If you’re tuned in to what’s trendy these days, it may seem your options for what to drink this summer have been whittled down to two: cold-brew coffee or rosé. But if you want something in between the caffeine jolt of the former and the celebratory nature of the latter, you need look no further than a classic.

Iced tea.

Sure, there are plenty of bottled and canned options, but making your own is a lot less expensive — especially if you’re brewing for a crowd — and a whole lot more satisfying. It’s also remarkably easy. Here are a few expert tips to get you started.

Begin by making hot tea. Many of the same guidelines apply to iced tea as hot tea. The general rule is about one teaspoon of loose-leaf tea per 1 cup of water; for large quantities, aim for 1 to 1 ½ ounces of tea per gallon of water.

Your tea’s packaging should offer guidance on water temperature and steep times. (Generally, black tea is brewed for four to five minutes with 212-degree water, with greens in the one- to three-minute range at lower temperatures, from 160 to 180 degrees.) If you’re going to be pouring the tea over ice, try doubling the steep time for a more robust flavor that can account for the dilution that occurs as the ice melts.

If you’re not in a rush, you can just let your hot tea come down to room temperature before chilling it in the refrigerator. For optimal freshness, drink it within a few days to a week.

Don’t totally discount cold brew. Yes, like coffee, you can certainly go the cold-brew route. Cold-brewing can allow you to get a different flavor profile of a tea — such as the fruity notes of a black variety — than you would had you steeped it in hot water.

You can steep cold-brew tea in the refrigerator for 12 hours and then consume it within a day or two to avoid possibly exposing yourself to bacteria. Avoid cold-brewing tisanes or herbal teas; their higher moisture content can harbor bacteria if they’re left to sit for extended periods of time.

Forget the special tools. You don’t need to buy a bunch of things to make iced tea. All you really need is a pot and tea and some way to get the tea out of the water.

A stainless-steel tea ball is a cheap investment. Other items in your kitchen can pull double duty for iced tea: Think a pasta pot or Dutch oven in combination with a fine-mesh strainer. Disposable tea filters are another possibility.

Sweeten with restraint. Southern sweet tea originated when tea was very expensive. People would oversteep the leaves to extract as much as they could, but of course that would lead to a bitter beverage. So they’d cover it up with much more affordable sugar. Add sweeteners while the tea is hot so that they dissolve. But don’t go overboard. Start with less and add more to taste.

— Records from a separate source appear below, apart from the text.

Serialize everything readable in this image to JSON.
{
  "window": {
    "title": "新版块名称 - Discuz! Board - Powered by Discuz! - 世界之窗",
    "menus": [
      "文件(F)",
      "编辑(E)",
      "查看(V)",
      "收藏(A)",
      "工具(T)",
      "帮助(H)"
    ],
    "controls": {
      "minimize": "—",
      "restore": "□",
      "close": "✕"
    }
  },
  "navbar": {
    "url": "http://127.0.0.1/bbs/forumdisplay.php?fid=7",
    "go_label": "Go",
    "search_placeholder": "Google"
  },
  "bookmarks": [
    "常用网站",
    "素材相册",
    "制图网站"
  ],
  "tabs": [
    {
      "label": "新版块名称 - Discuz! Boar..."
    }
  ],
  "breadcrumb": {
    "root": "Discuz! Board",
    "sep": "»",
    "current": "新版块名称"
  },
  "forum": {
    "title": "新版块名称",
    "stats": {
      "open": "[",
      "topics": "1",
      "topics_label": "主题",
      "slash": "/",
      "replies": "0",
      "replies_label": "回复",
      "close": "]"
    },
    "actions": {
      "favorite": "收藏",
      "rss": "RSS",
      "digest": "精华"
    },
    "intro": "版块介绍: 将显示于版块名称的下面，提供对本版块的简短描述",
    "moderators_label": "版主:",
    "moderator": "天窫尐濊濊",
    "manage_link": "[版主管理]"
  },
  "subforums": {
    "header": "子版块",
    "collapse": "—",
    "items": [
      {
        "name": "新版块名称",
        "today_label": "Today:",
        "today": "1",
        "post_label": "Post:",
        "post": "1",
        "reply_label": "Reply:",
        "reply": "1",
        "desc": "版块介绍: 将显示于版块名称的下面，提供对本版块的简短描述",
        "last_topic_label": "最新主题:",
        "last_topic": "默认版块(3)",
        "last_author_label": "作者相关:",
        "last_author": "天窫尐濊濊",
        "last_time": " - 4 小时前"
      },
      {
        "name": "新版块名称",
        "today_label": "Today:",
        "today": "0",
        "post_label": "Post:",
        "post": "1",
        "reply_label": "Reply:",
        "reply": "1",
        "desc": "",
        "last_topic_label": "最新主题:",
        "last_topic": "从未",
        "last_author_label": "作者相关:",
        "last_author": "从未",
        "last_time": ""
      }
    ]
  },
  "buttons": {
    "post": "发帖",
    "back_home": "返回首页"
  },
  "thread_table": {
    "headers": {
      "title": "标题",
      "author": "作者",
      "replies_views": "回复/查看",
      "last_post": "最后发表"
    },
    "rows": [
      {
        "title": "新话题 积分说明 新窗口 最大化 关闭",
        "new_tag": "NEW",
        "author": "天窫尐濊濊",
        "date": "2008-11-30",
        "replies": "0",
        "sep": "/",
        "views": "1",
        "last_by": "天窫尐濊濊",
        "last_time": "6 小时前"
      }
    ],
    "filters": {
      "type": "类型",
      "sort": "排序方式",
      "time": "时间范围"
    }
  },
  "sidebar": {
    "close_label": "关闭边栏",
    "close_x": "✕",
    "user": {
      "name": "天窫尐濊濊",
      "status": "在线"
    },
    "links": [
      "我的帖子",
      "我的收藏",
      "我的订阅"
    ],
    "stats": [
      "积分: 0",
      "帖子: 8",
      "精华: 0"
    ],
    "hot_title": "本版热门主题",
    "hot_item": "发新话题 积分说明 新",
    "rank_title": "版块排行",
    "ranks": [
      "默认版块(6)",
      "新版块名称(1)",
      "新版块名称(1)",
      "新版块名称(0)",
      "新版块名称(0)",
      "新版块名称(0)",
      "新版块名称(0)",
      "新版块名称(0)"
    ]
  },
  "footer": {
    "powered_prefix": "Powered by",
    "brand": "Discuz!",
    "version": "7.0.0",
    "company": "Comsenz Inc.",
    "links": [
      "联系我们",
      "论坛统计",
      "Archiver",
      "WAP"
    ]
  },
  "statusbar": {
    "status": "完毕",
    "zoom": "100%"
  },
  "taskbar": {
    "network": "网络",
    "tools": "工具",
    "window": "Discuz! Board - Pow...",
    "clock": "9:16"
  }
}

Feel free to get creative. Black teas — Ceylon, Darjeeling and Assam among them — make some of the best iced teas. But that’s only the beginning. A Moroccan mint tea and Japanese sencha, which results in a vibrant green brew, are also nice, as are oolong and white varieties, such as silver needle. Don’t discount your favorite hot drinking variety, either — here’s looking at you, iced Earl Grey.

If you’re the kind of person who stockpiles a hodgepodge of boxed tea bags, go ahead and mix and match for a unique brew. (Don’t squeeze the bags once they’ve steeped or you will make the tea bitter.) Or experiment with muddled herbs from your garden, summer berries or spices from your pantry.